Rongorongo is a form of writing or proto-writing discovered on Easter Island in the Pacific during the 19th century. It was first mentioned in a 1866 report by Eugène Eyraud, who landed on the island in 1864. Many attempts have been made to decipher the script, but none have so far been successful. Some symbols that are thought to represent dates and genealogical information have been identified, although nobody knows how to read them.
A few inscriptions appear carved into stones on Easter Island, and there are 26 wooden objects with texts in Rongorongo on them that were collected on the island during the 19th century. They are now in museums and private collections around the world. Only half of the texts are in good condition and are believed to be authentic. According to oral tradition the script was also written on banana leaves with obsidian flakes or small shark teeth, however no examples survive.

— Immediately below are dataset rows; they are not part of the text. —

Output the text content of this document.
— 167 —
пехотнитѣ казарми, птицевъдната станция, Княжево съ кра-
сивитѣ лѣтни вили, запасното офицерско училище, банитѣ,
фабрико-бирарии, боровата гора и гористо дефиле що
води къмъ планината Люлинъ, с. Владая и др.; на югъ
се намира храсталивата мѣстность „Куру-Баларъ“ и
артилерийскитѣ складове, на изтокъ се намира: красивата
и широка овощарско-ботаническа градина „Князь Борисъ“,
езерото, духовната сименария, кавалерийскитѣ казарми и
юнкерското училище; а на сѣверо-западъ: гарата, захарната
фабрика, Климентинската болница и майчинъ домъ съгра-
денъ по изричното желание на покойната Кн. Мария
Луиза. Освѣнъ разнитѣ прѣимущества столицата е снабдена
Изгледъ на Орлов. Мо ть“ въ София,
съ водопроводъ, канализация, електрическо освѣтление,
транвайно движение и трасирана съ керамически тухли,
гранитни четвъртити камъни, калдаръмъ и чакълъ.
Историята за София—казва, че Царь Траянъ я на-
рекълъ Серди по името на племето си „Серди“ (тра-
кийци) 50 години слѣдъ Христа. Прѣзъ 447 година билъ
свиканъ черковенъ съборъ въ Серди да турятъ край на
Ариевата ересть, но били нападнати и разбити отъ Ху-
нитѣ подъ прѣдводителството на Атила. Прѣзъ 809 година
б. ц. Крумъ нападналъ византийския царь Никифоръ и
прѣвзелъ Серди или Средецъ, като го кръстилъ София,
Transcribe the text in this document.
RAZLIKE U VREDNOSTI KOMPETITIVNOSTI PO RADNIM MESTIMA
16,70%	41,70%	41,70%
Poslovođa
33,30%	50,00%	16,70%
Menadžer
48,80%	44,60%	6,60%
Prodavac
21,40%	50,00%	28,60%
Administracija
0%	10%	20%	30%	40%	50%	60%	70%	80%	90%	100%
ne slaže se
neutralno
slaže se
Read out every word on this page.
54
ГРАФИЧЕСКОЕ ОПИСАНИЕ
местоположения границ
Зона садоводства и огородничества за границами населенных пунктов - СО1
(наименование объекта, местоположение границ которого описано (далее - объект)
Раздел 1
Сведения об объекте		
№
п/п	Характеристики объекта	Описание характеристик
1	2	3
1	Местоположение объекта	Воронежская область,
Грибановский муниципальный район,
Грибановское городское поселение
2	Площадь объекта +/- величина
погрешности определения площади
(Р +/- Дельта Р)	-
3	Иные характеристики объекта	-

The name Rongorongo means "to recite, to declaim, to chant out" in Rapa Nui, the native language of Easter Island. This possibly comes from the expression kohau motu mo rongorongo (lines incised for chanting out).
It is not known when Rongorongo was invented or by whom. A few of the wooden tablets with inscriptions in have been dated, and the oldest dates back to the early 17th century.
Rongorongo was used until the 1860s, after which knowledge of the script was lost. However during the 1880s a group of elders devised a version of the script called ta'u to decorate carvings to make them more valuable.
Nowadays most Easter Islanders write in Spanish using the Latin alphabet though a few write their own language, Rapa Nui, also with the Latin alphabet.